Nine Million Witches, ou 9MW donc, c'est l'histoire de deux frangins, Ludovic et Damien Landeau, qui partagent leur passion pour le rock'n roll brut et sans chichis. Entendez par là que ce n'est pas un hasard s'ils parlent de "Heavy Blues" à propos de leur musique ! Remontant aux origines du style qui les fait vibrer, ils adoptent en effet des structures assez typiques du blues sur les couplets, mais n'oublient pas de proposer de gros refrains efficaces, étonnamment un peu sombres. Rétro oui, passéiste non ! Ce grand écart entre passé et présent se ressent également sur la production.

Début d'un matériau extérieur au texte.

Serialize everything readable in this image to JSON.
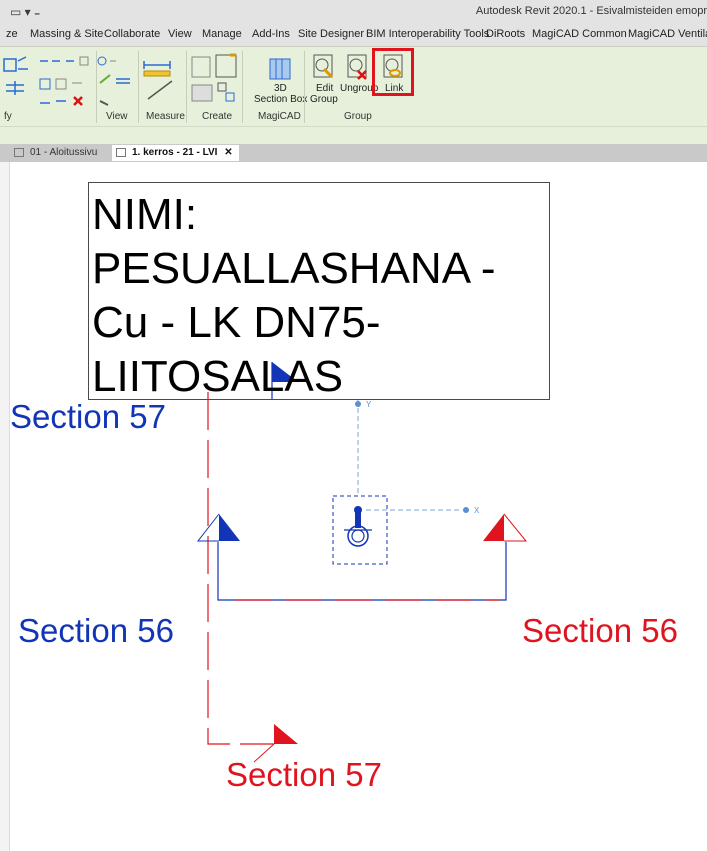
{
  "app": {
    "title": "Autodesk Revit 2020.1 - Esivalmisteiden emopr"
  },
  "ribbon_tabs": [
    "ze",
    "Massing & Site",
    "Collaborate",
    "View",
    "Manage",
    "Add-Ins",
    "Site Designer",
    "BIM Interoperability Tools",
    "DiRoots",
    "MagiCAD Common",
    "MagiCAD Ventilatio"
  ],
  "ribbon": {
    "groups": {
      "modify": "fy",
      "view": "View",
      "measure": "Measure",
      "create": "Create",
      "magicad": "MagiCAD",
      "group": "Group"
    },
    "buttons": {
      "section_box_line1": "3D",
      "section_box_line2": "Section Box",
      "edit_group_line1": "Edit",
      "edit_group_line2": "Group",
      "ungroup": "Ungroup",
      "link": "Link"
    }
  },
  "view_tabs": [
    {
      "label": "01 - Aloitussivu",
      "active": false
    },
    {
      "label": "1. kerros - 21 - LVI",
      "active": true,
      "close": "✕"
    }
  ],
  "canvas": {
    "name_tag": [
      "NIMI:",
      "PESUALLASHANA -",
      "Cu - LK DN75-",
      "LIITOSALAS"
    ],
    "sections": {
      "top_left": "Section 57",
      "left": "Section 56",
      "right": "Section 56",
      "bottom": "Section 57"
    },
    "axis_x": "X",
    "axis_y": "Y"
  },
  "colors": {
    "section_blue": "#1235b8",
    "section_red": "#e0141e",
    "ribbon_bg": "#e6f0da"
  }
}
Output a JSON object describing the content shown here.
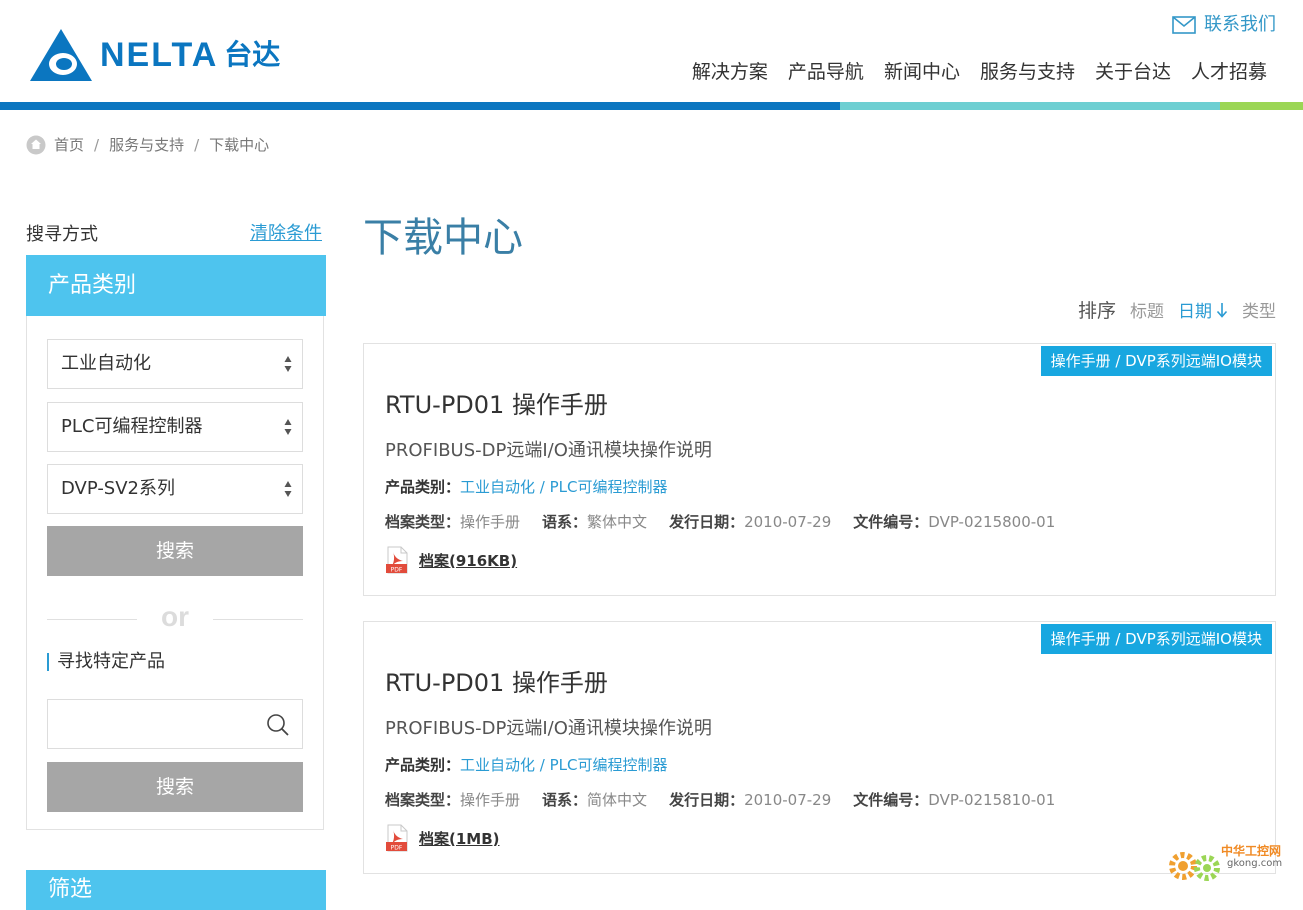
{
  "header": {
    "logo_text": "NELTA",
    "logo_cn": "台达",
    "contact_label": "联系我们",
    "nav": [
      "解决方案",
      "产品导航",
      "新闻中心",
      "服务与支持",
      "关于台达",
      "人才招募"
    ]
  },
  "breadcrumb": {
    "home": "首页",
    "level1": "服务与支持",
    "level2": "下载中心",
    "separator": "/"
  },
  "sidebar": {
    "search_method": "搜寻方式",
    "clear_label": "清除条件",
    "category_title": "产品类别",
    "selects": [
      "工业自动化",
      "PLC可编程控制器",
      "DVP-SV2系列"
    ],
    "search_button": "搜索",
    "or_text": "or",
    "find_label": "寻找特定产品",
    "find_placeholder": "",
    "search_button_2": "搜索",
    "filter_title": "筛选"
  },
  "main": {
    "title": "下载中心",
    "sort": {
      "label": "排序",
      "options": [
        "标题",
        "日期",
        "类型"
      ],
      "active": "日期"
    },
    "docs": [
      {
        "tag": "操作手册 / DVP系列远端IO模块",
        "title": "RTU-PD01 操作手册",
        "subtitle": "PROFIBUS-DP远端I/O通讯模块操作说明",
        "category_label": "产品类别：",
        "category_value": "工业自动化 / PLC可编程控制器",
        "type_label": "档案类型：",
        "type_value": "操作手册",
        "lang_label": "语系：",
        "lang_value": "繁体中文",
        "date_label": "发行日期：",
        "date_value": "2010-07-29",
        "number_label": "文件编号：",
        "number_value": "DVP-0215800-01",
        "file_link": "档案(916KB)"
      },
      {
        "tag": "操作手册 / DVP系列远端IO模块",
        "title": "RTU-PD01 操作手册",
        "subtitle": "PROFIBUS-DP远端I/O通讯模块操作说明",
        "category_label": "产品类别：",
        "category_value": "工业自动化 / PLC可编程控制器",
        "type_label": "档案类型：",
        "type_value": "操作手册",
        "lang_label": "语系：",
        "lang_value": "简体中文",
        "date_label": "发行日期：",
        "date_value": "2010-07-29",
        "number_label": "文件编号：",
        "number_value": "DVP-0215810-01",
        "file_link": "档案(1MB)"
      }
    ]
  },
  "watermark": {
    "text": "中华工控网",
    "domain": "gkong.com"
  },
  "colors": {
    "brand_blue": "#0b76c0",
    "accent": "#2a9bd3",
    "panel": "#4ec4ee",
    "tag": "#18a7e0",
    "button_gray": "#a6a6a6",
    "bar_teal": "#6dcfd2",
    "bar_green": "#9bd655"
  }
}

Une bonne réverb' sur la voix, quand ce n'est pas de l'écho ou autre artifice, des guitares et une basse au son terriblement lourd, les frangins s'amusent avec la technologie moderne afin d'obtenir le genre de son que leurs glorieux ancêtres auraient pu chercher à obtenir s'ils avaient eu le matos nécessaire. Bonne pioche, puisqu'on bénéficie d'un son à la fois puissant et légèrement poussiéreux, granuleux, parfaitement adapté à l'ambiance.
L'ambiance, on l'a dit, n'est pas spécialement à la rigolade. Si l'influence bluesy est indéniable, les influences de 9MW ne s'y limitent pas, et savent également envoyer de gros riffs à l'occasion, qui tiennent davantage du stoner qu'autre chose ("Brooklyn Jazz Orchestra"), quand la voix plaintive de Damien fait merveille sur les couplets, au groove étonnant. Sombre, certes, mais qui n'oublie pas de faire ce qu'il faut pour donner envie de remuer du popotin, ou de balancer un solo de guitare bien senti, ou de faire jouer les pédales de disto et de fuzz. A ce stade vous l'aurez compris, la force du groupe est de parvenir, en piochant dans des univers éloignés dans le temps, à proposer leur propre truc. Certes, ce ne sont que 5 titres, mais ces 5 titres ont véritablement quelque chose d'entraînant et une couleur bien à eux. Non pas que les frangins réinventent le rock non plus, mais ils en livrent assurément leur version.
Ce qui se traduit donc par des titres de qualité, parmi lesquels aucun n'est en dessous des autres. "The Rascal Twist" entraîne l'auditeur tranquillement dans la danse (même s'il est dommage que le tambourin soit mixé trop en retrait), avec un clavier 60s et des parties de guitare aux petits oignons. Le groupe tisse sa toile tranquillement avant d'envoyer un riff un brin boogie, toujours avec de bonnes idées de mélodies, de breaks, et un refrain sombre qui tranche avec ce à quoi l'auditeur peut s'attendre avec un rythme pareil. "Last Century on Earth" tend carrément vers le grunge avec son ambiance à couper au couteau. Même le dernier titre, plus planant, n'est pas dénué d'une noirceur palpable. Plus que les structures et mélodies typiques du blues (ou de faire du blues rock conventionnel), 9MW en reprend l'esprit de dénonciation et le transpose à notre époque. En clair, ce EP 5 titres est en soi une franche réussite, qui nous fait attendre la suite de leurs aventures de pied ferme.